Once again, it'll be another offseason of questioning and uncertainty over what exactly went wrong.
"It's tough," forward James van Riemsdyk said. "I mean, it's something that you're never really prepared for … to stop playing, to be knocked out. You want to be playing to the very end and lift that trophy over your head and to not get there is pretty devastating."
With the exception of Game 2, however, the Bruins basically had their way against the Flyers. There were countless defensive breakdowns and the goaltenders were in the spotlight for all the wrong reasons. The Flyers were outscored, 20-7, in four games against the Bruins.
"Defensively, we weren't able to generate what we had done all year," coach Peter Laviolette said. "(Boston) did a good job through the neutral zone and a good job in their own end. We couldn't penetrate.
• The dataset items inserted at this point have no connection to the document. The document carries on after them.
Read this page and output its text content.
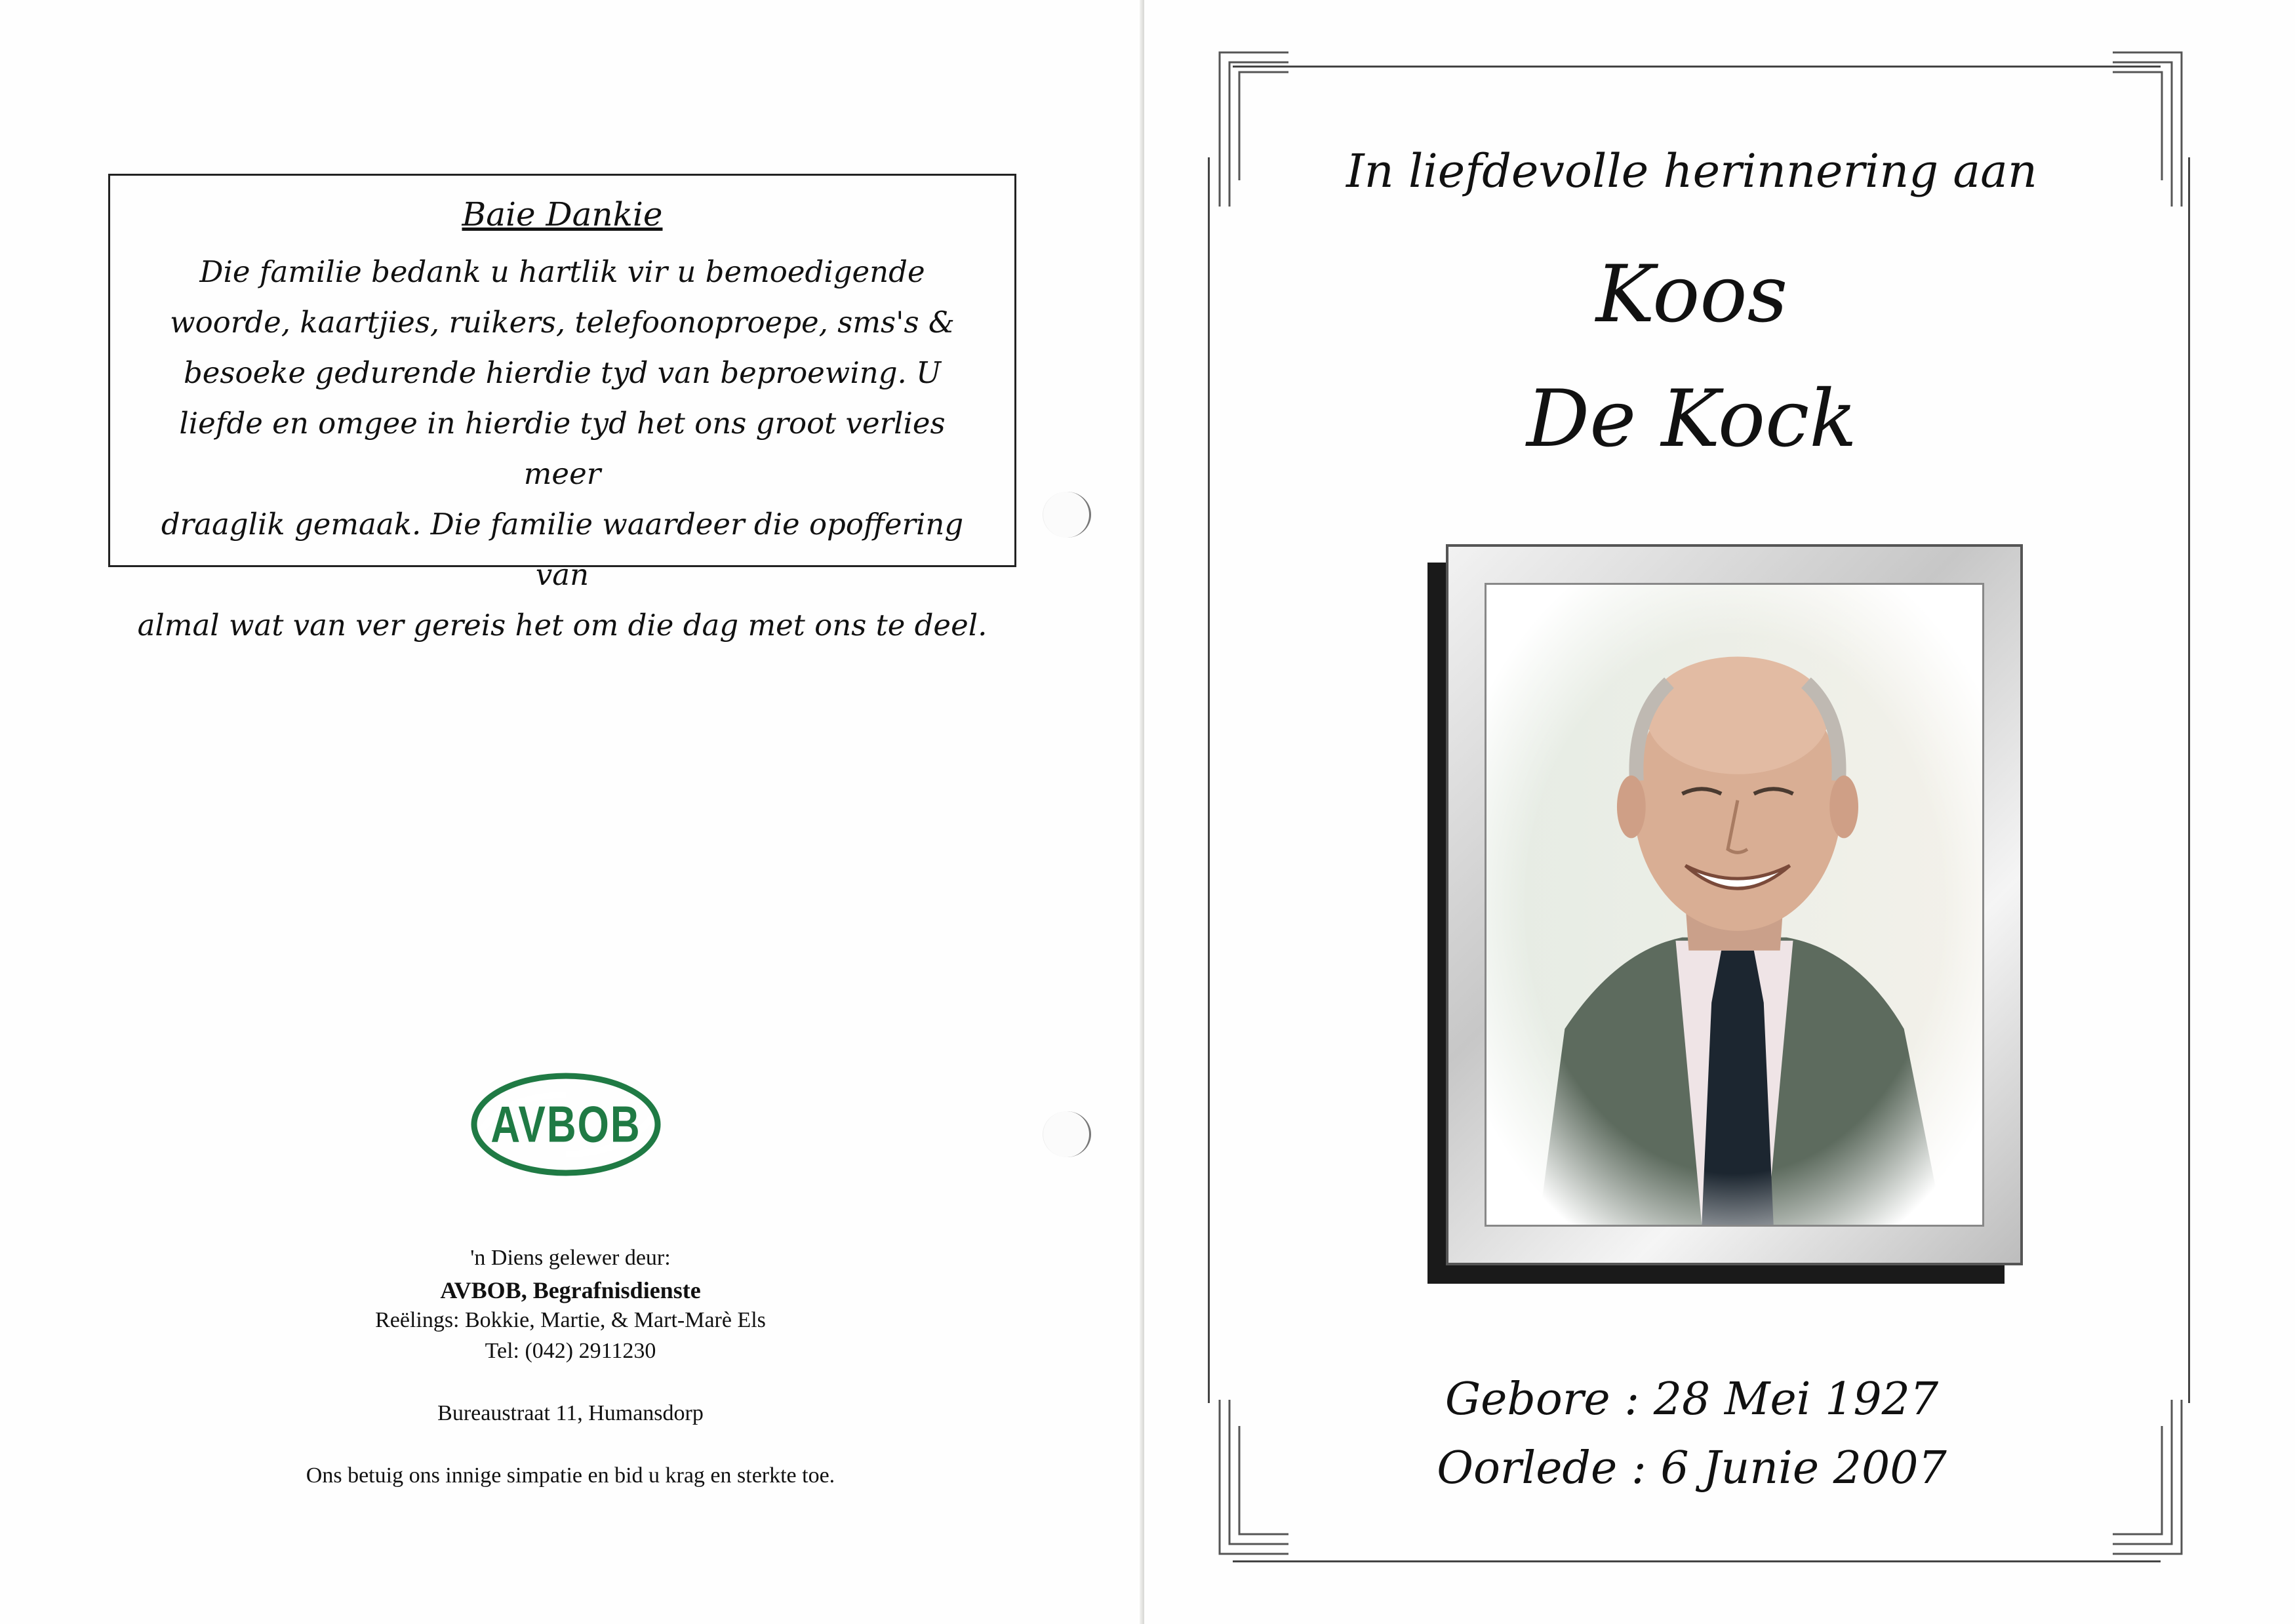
Baie Dankie
Die familie bedank u hartlik vir u bemoedigende
woorde, kaartjies, ruikers, telefoonoproepe, sms's &
besoeke gedurende hierdie tyd van beproewing. U
liefde en omgee in hierdie tyd het ons groot verlies meer
draaglik gemaak. Die familie waardeer die opoffering van
almal wat van ver gereis het om die dag met ons te deel.
AVBOB
'n Diens gelewer deur:
AVBOB, Begrafnisdienste
Reëlings: Bokkie, Martie, & Mart-Marè Els
Tel: (042) 2911230
Bureaustraat 11, Humansdorp
Ons betuig ons innige simpatie en bid u krag en sterkte toe.
In liefdevolle herinnering aan
Koos
De Kock
Gebore : 28 Mei 1927
Oorlede : 6 Junie 2007
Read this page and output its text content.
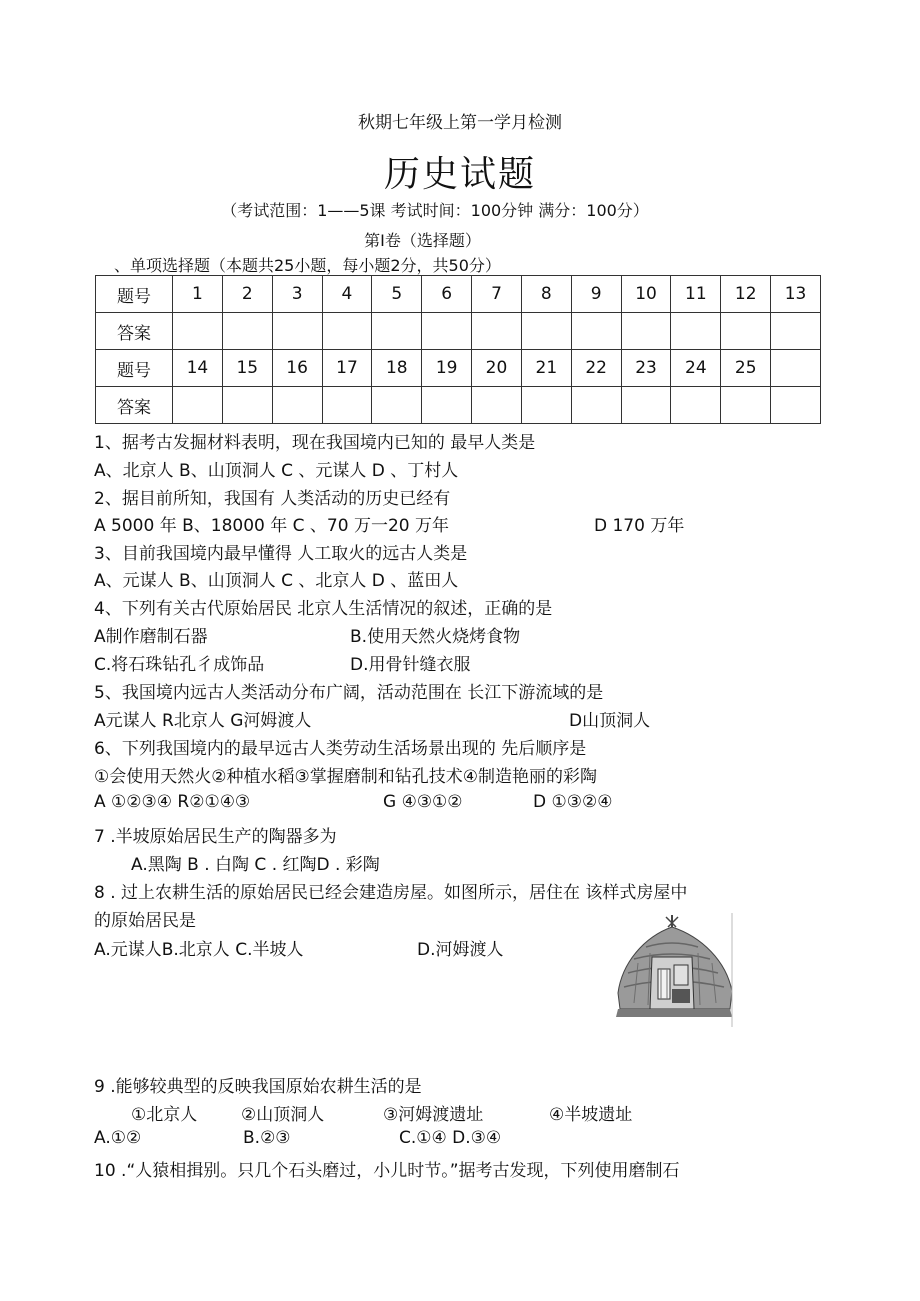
秋期七年级上第一学月检测
历史试题
（考试范围：1——5课 考试时间：100分钟 满分：100分）
第Ⅰ卷（选择题）
、单项选择题（本题共25小题，每小题2分，共50分）
题号	1	2	3	4	5	6	7	8	9	10	11	12	13
答案													
题号	14	15	16	17	18	19	20	21	22	23	24	25	
答案													
1、据考古发掘材料表明，现在我国境内已知的 最早人类是
A、北京人 B、山顶洞人 C 、元谋人 D 、丁村人
2、据目前所知，我国有 人类活动的历史已经有
A 5000 年 B、18000 年 C 、70 万一20 万年	D 170 万年
3、目前我国境内最早懂得 人工取火的远古人类是
A、元谋人 B、山顶洞人 C 、北京人 D 、蓝田人
4、下列有关古代原始居民 北京人生活情况的叙述，正确的是
A制作磨制石器	B.使用天然火烧烤食物
C.将石珠钻孔彳成饰品	D.用骨针缝衣服
5、我国境内远古人类活动分布广阔，活动范围在 长江下游流域的是
A元谋人 R北京人 G河姆渡人	D山顶洞人
6、下列我国境内的最早远古人类劳动生活场景出现的 先后顺序是
①会使用天然火②种植水稻③掌握磨制和钻孔技术④制造艳丽的彩陶
A ①②③④ R②①④③	G ④③①②	D ①③②④
7 .半坡原始居民生产的陶器多为
A.黑陶 B . 白陶 C . 红陶D . 彩陶
8 . 过上农耕生活的原始居民已经会建造房屋。如图所示，居住在 该样式房屋中
的原始居民是
A.元谋人B.北京人 C.半坡人	D.河姆渡人
9 .能够较典型的反映我国原始农耕生活的是
①北京人	②山顶洞人	③河姆渡遗址	④半坡遗址
A.①②	B.②③	C.①④ D.③④
10 .“人猿相揖别。只几个石头磨过，小儿时节。”据考古发现，下列使用磨制石
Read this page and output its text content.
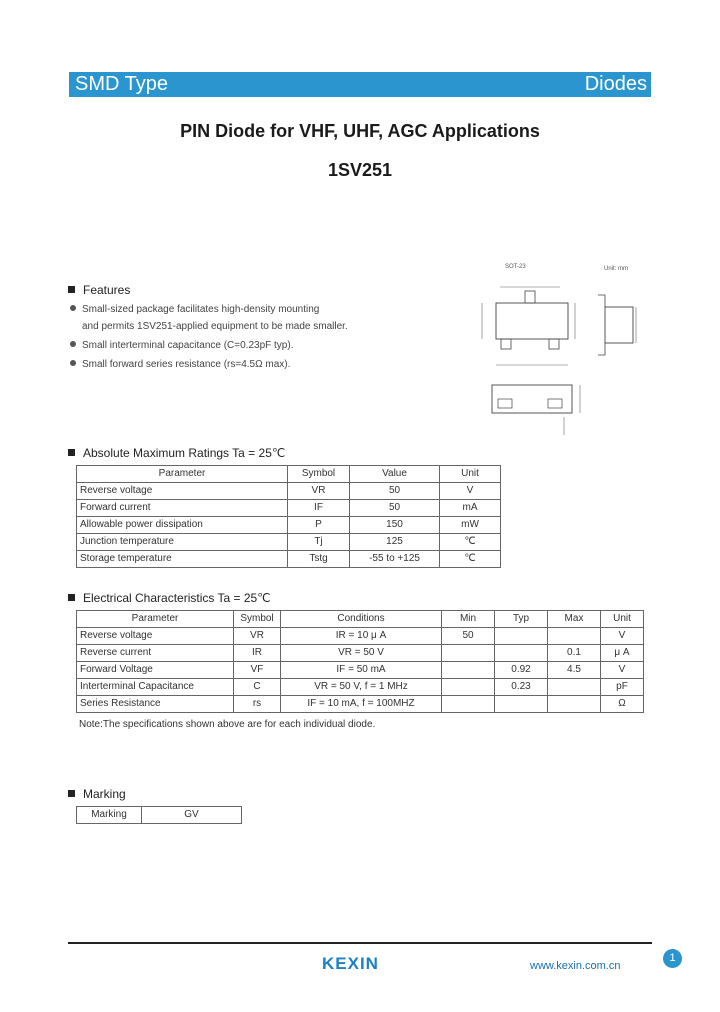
SMD Type	Diodes
PIN Diode for VHF, UHF, AGC Applications
1SV251
SOT-23	Unit: mm
Features
Small-sized package facilitates high-density mounting
and permits 1SV251-applied equipment to be made smaller.
Small interterminal capacitance (C=0.23pF typ).
Small forward series resistance (rs=4.5Ω max).
Absolute Maximum Ratings Ta = 25℃
Parameter	Symbol	Value	Unit
Reverse voltage	VR	50	V
Forward current	IF	50	mA
Allowable power dissipation	P	150	mW
Junction temperature	Tj	125	℃
Storage temperature	Tstg	-55 to +125	℃
Electrical Characteristics Ta = 25℃
Parameter	Symbol	Conditions	Min	Typ	Max	Unit
Reverse voltage	VR	IR = 10 μ A	50			V
Reverse current	IR	VR = 50 V			0.1	μ A
Forward Voltage	VF	IF = 50 mA		0.92	4.5	V
Interterminal Capacitance	C	VR = 50 V, f = 1 MHz		0.23		pF
Series Resistance	rs	IF = 10 mA, f = 100MHZ				Ω
Note:The specifications shown above are for each individual diode.
Marking
Marking	GV
KEXIN	www.kexin.com.cn
1
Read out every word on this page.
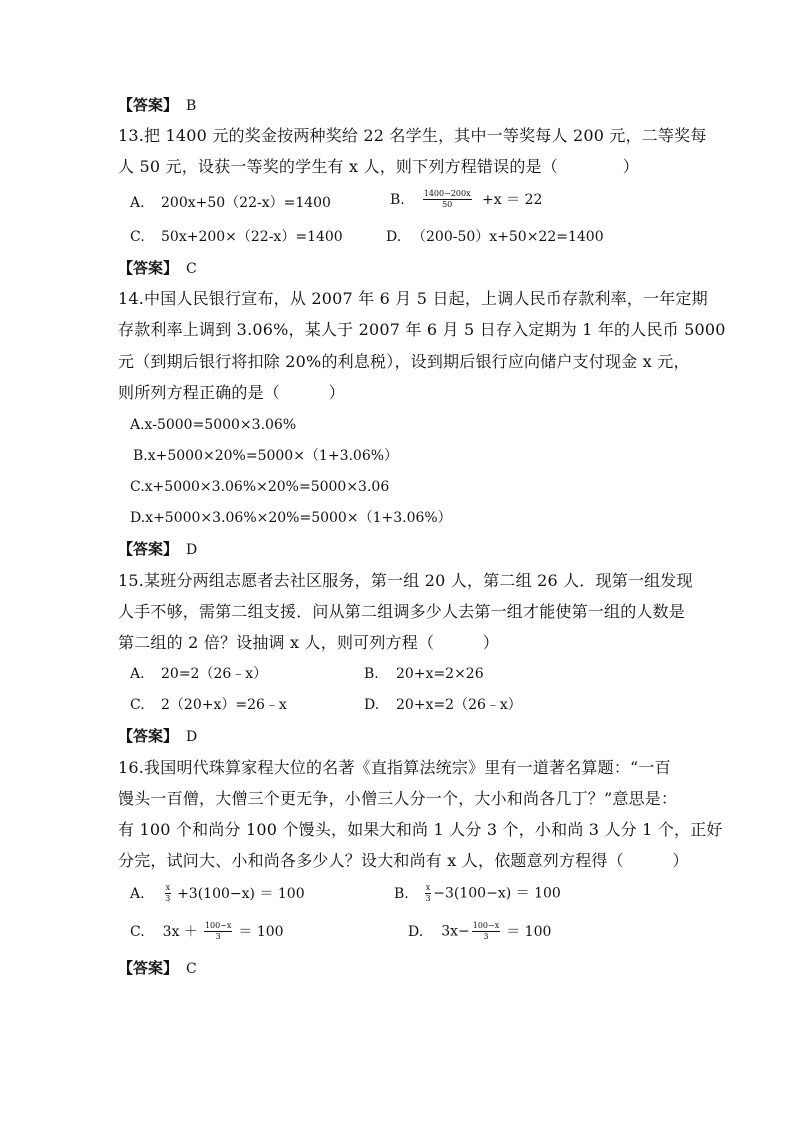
【答案】 B
13.把 1400 元的奖金按两种奖给 22 名学生，其中一等奖每人 200 元，二等奖每
人 50 元，设获一等奖的学生有 x 人，则下列方程错误的是（　　　　）
A. 200x+50（22-x）=1400	B. $\frac{1400-200x}{50} +x = 22$
C. 50x+200×（22-x）=1400	D. （200-50）x+50×22=1400
【答案】 C
14.中国人民银行宣布，从 2007 年 6 月 5 日起，上调人民币存款利率，一年定期
存款利率上调到 3.06%，某人于 2007 年 6 月 5 日存入定期为 1 年的人民币 5000
元（到期后银行将扣除 20%的利息税），设到期后银行应向储户支付现金 x 元，
则所列方程正确的是（　　　）
A.x-5000=5000×3.06%
B.x+5000×20%=5000×（1+3.06%）
C.x+5000×3.06%×20%=5000×3.06
D.x+5000×3.06%×20%=5000×（1+3.06%）
【答案】 D
15.某班分两组志愿者去社区服务，第一组 20 人，第二组 26 人．现第一组发现
人手不够，需第二组支援．问从第二组调多少人去第一组才能使第一组的人数是
第二组的 2 倍？设抽调 x 人，则可列方程（　　　）
A. 20=2（26﹣x）	B. 20+x=2×26
C. 2（20+x）=26﹣x	D. 20+x=2（26﹣x）
【答案】 D
16.我国明代珠算家程大位的名著《直指算法统宗》里有一道著名算题：“一百
馒头一百僧，大僧三个更无争，小僧三人分一个，大小和尚各几丁？”意思是：
有 100 个和尚分 100 个馒头，如果大和尚 1 人分 3 个，小和尚 3 人分 1 个，正好
分完，试问大、小和尚各多少人？设大和尚有 x 人，依题意列方程得（　　　）
A.	$\frac{x}{3} +3(100-x) = 100$	B. $\frac{x}{3} -3(100-x) = 100$
C. $3x + \frac{100-x}{3} = 100$	D. $3x- \frac{100-x}{3} = 100$
【答案】 C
Defensively, I think they (the Bruins) did a pretty good job."
Flyers defenseman Sean O'Donnell, who logged 10:45 of ice time and blocked one shot, gave credit where it was due.
"I'm not going to say the better team won, but the team that was playing better is moving on," O'Donnell said. "They're hitting on all cylinders right now. We put a good effort in, but it just seems we weren't hitting on all cylinders. It seemed like when we did get a chance it was jumping over a stick, or they were getting a stick in the lane. Their second goal (in the third period by Johnny Boychuk) to go up by one went off a shaft. I'm not taking anything away. They deserved the series, but it seemed like we were a little bit off and they were playing real well."
Perhaps the most telling statistic of Game 4 was the fact that, in an elimination game, the Flyers only generated 23 shots -- their lowest total of the playoffs.
"I thought we showed desperation," O'Donnell said. "Like I said, we came out the first 10 minutes, and we got into some penalty problems. I think it kind put us on our heels a little bit. We had some turnovers in the first period. I thought from when it was 2-1, we had a lot of good chances to tie it up. It seemed liked they bent and didn't break and they are moving on."